In trying to add a second node to a two node Oracle Grid 11gR2 cluster, a problem came up during node verification.
# cluvfy stage -pre nodeadd -n node2
...
Checking DNS response time for an unreachable node
Node Name Status
------------------------------------ ------------------------
node1 failed
node2 failed
PRVF-5637 : DNS response time could not be checked on following nodes: node1, node2
File "/etc/resolv.conf" is not consistent across nodes
The nodes were running identical DNS server configurations, with resolve.conf pointing to localhost, which recused into another DNS server . Turns out if you execute <nlslookup some-non-existent-host> on this particular setup, an apparently valid response is returned, but the command exists with status 1.

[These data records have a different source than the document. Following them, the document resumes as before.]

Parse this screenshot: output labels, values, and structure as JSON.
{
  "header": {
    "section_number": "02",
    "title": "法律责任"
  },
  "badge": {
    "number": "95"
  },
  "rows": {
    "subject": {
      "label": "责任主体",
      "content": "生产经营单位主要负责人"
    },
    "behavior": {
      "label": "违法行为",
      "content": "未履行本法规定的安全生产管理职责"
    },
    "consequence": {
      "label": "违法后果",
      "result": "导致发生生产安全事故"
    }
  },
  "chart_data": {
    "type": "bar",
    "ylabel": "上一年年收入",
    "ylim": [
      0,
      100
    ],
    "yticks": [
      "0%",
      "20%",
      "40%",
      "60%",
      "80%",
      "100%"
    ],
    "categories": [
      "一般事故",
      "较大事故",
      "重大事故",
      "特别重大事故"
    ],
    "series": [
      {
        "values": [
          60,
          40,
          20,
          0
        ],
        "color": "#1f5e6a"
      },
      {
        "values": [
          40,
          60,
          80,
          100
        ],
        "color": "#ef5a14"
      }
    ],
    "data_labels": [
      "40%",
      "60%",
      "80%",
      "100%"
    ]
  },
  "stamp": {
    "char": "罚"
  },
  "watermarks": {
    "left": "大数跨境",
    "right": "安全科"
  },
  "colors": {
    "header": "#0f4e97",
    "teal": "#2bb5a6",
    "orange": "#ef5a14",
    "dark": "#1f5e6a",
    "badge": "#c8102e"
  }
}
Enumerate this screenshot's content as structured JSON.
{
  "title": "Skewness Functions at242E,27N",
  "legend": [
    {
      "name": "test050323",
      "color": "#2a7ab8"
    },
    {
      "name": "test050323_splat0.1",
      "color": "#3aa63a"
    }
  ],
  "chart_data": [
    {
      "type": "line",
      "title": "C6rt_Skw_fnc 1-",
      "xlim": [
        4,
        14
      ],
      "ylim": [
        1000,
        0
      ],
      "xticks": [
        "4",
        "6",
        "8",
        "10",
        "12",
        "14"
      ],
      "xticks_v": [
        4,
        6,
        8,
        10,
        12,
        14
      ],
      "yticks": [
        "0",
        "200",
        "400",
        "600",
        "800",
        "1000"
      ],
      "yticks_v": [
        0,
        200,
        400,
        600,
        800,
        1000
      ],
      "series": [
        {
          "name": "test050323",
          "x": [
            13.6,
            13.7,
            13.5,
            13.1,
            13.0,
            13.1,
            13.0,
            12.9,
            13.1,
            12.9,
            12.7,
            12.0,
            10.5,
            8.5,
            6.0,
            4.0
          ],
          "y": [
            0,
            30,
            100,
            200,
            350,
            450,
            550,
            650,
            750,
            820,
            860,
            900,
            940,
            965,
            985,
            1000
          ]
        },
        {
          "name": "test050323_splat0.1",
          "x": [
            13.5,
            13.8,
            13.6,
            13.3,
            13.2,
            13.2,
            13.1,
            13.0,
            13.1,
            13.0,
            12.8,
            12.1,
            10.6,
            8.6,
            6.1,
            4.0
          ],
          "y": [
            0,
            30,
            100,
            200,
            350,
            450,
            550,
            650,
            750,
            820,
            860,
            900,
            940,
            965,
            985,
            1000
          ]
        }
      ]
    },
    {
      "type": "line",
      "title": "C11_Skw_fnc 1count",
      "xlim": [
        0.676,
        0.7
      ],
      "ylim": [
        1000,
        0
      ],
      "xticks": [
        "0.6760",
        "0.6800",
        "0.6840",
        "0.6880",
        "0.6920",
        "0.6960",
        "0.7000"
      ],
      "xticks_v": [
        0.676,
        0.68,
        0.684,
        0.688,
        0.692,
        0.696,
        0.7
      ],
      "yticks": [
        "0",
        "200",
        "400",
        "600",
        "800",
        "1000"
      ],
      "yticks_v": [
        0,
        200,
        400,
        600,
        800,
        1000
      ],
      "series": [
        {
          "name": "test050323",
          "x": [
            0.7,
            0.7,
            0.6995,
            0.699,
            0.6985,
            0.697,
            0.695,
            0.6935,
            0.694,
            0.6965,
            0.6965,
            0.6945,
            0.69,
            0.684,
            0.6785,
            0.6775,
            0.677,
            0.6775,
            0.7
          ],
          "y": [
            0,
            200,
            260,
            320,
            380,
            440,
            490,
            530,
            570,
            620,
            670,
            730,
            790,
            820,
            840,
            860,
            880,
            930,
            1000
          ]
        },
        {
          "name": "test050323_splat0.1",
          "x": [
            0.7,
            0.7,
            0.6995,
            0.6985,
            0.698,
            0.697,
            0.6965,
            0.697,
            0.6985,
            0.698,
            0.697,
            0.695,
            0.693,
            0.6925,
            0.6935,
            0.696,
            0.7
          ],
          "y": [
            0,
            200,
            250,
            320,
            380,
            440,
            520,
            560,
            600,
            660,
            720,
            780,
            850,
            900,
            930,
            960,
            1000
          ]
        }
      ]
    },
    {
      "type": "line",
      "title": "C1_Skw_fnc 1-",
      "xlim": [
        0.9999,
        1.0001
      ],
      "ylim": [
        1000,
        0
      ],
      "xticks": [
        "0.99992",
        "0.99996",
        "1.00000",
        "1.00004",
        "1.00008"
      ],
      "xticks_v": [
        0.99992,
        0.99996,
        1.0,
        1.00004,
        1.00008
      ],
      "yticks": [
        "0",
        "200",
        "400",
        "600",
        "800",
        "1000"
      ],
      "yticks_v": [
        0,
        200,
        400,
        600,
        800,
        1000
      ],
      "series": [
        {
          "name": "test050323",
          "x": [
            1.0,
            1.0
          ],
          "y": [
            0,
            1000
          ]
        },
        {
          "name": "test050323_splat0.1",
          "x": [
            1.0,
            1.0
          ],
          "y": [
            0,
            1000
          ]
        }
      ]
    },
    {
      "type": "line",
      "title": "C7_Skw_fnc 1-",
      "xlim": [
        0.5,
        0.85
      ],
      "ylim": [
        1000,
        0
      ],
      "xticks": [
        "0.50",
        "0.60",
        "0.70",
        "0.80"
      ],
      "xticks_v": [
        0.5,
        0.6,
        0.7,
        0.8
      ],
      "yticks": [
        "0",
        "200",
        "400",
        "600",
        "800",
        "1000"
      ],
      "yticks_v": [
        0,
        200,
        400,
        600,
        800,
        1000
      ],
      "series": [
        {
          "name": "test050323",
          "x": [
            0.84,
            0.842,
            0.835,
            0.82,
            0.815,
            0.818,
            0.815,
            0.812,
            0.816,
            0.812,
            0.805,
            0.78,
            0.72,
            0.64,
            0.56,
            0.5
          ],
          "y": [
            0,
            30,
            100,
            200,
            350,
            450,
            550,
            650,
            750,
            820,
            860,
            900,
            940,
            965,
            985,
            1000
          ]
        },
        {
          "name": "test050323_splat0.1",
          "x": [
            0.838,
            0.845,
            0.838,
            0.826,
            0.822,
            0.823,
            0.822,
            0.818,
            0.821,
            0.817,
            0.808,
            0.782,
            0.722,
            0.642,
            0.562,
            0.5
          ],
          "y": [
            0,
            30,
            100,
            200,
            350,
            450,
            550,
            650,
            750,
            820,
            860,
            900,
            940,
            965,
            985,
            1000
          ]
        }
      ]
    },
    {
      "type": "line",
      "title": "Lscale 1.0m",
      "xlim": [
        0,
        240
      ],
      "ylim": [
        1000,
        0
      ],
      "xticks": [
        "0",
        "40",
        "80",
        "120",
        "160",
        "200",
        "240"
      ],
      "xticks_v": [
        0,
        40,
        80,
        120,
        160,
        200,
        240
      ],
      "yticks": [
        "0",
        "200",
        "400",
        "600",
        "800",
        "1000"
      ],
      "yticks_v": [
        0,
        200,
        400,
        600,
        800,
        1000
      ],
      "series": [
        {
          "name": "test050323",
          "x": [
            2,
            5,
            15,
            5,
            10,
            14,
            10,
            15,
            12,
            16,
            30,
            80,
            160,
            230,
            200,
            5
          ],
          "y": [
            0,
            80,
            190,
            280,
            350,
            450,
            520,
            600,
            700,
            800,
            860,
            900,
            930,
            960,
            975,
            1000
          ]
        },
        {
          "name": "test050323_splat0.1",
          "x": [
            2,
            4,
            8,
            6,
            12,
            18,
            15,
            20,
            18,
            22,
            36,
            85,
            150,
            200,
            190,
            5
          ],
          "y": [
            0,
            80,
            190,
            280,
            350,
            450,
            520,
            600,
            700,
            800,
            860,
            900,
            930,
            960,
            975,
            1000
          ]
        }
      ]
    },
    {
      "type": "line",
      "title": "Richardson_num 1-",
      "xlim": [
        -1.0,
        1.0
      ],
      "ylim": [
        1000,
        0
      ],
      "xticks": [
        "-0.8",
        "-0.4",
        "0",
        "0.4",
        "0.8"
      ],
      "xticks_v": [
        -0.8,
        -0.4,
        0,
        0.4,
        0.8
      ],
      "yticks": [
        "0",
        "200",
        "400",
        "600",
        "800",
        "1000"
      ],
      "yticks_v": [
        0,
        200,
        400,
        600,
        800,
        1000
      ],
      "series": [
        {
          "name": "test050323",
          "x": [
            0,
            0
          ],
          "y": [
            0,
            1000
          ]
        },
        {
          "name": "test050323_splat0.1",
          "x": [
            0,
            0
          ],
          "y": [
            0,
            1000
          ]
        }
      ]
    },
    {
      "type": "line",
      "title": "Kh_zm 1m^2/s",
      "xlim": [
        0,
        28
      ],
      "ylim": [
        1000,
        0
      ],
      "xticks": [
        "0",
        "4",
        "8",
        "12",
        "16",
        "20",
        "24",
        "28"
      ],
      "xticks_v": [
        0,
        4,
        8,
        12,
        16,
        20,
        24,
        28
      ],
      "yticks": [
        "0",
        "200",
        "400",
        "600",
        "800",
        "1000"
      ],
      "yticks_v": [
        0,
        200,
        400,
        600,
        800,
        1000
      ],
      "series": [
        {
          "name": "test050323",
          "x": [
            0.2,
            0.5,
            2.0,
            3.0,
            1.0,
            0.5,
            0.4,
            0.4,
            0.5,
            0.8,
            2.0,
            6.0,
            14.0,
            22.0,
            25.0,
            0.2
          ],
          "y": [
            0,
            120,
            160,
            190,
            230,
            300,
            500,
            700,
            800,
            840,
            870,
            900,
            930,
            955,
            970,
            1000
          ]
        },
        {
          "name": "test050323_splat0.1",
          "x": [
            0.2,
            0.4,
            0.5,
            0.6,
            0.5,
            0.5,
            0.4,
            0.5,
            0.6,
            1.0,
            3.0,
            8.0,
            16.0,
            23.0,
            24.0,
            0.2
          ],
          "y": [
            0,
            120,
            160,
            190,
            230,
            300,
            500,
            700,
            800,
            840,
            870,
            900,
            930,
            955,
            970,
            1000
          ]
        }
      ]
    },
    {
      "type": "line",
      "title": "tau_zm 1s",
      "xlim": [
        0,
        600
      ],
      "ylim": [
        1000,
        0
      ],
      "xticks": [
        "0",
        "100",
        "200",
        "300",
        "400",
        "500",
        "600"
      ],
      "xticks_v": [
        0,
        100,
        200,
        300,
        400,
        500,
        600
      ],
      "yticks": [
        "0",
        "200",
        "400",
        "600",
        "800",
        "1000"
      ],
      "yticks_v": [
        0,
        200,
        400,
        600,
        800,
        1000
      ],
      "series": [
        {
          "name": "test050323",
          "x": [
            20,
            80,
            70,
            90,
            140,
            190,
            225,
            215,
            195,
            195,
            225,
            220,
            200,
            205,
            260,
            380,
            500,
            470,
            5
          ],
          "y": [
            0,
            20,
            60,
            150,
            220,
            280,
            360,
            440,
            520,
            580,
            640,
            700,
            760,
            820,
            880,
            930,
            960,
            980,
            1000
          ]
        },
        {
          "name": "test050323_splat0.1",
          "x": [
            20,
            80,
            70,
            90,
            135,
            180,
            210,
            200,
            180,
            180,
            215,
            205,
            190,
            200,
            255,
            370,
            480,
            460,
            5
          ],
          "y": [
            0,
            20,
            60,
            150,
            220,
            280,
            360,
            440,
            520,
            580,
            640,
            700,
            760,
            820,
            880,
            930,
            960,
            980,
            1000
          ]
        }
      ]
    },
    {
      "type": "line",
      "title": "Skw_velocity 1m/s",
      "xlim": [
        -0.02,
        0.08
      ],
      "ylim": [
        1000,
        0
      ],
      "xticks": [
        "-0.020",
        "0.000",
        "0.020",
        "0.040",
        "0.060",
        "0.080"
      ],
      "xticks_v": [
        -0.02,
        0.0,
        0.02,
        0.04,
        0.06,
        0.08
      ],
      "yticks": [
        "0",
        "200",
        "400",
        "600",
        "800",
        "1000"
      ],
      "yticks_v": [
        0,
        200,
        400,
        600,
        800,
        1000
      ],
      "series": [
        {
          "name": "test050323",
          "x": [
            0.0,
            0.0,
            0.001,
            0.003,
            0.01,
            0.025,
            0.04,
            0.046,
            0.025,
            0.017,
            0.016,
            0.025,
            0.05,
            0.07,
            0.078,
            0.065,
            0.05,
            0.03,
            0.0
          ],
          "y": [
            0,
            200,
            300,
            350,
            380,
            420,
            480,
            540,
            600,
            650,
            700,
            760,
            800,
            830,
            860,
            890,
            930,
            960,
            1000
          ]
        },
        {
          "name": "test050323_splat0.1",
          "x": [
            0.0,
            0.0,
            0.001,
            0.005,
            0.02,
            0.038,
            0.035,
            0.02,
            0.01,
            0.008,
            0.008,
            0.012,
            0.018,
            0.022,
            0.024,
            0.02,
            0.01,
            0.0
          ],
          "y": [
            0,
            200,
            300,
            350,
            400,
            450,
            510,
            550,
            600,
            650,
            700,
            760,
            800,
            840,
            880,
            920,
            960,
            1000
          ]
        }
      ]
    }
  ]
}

# nslookup some-non-existent-host
Server: 127.0.0.1
Address: 127.0.0.1#53
** server can't find some-non-existent-host: NXDOMAIN
# echo $?
1
The solution hack in this case is to disable recursion in the named.conf file. Now I had a non-authoritative answer, and the exit code is 0 from the nslookup command. cluvfy is happy, and no ignoring errors to get the install to work.
options {
...
recursion no;
...
# nslookup some-non-existent-host
Server: 127.0.0.1
Address: 127.0.0.1#53
Non-authoritative answer:
*** Can't find some-non-existent-host: No answer
# echo $?
0
# cluvfy stage -pre nodeadd -n node2
...
Checking DNS response time for an unreachable node
Node Name Status
------------------------------------ ------------------------
node1 passed
node2 passed
The DNS response time for an unreachable node is within acceptable limit on all nodes
File "/etc/resolv.conf" is consistent across nodes
Pre-check for node addition was successful.
Now, if anyone wants to send a clue my way about this behavior, from either a named or cluvfy perspective, that would be great…
Edit: See https://forums.oracle.com/forums/thread.jspa?messageID=10756719#10756719 for information about the bind change.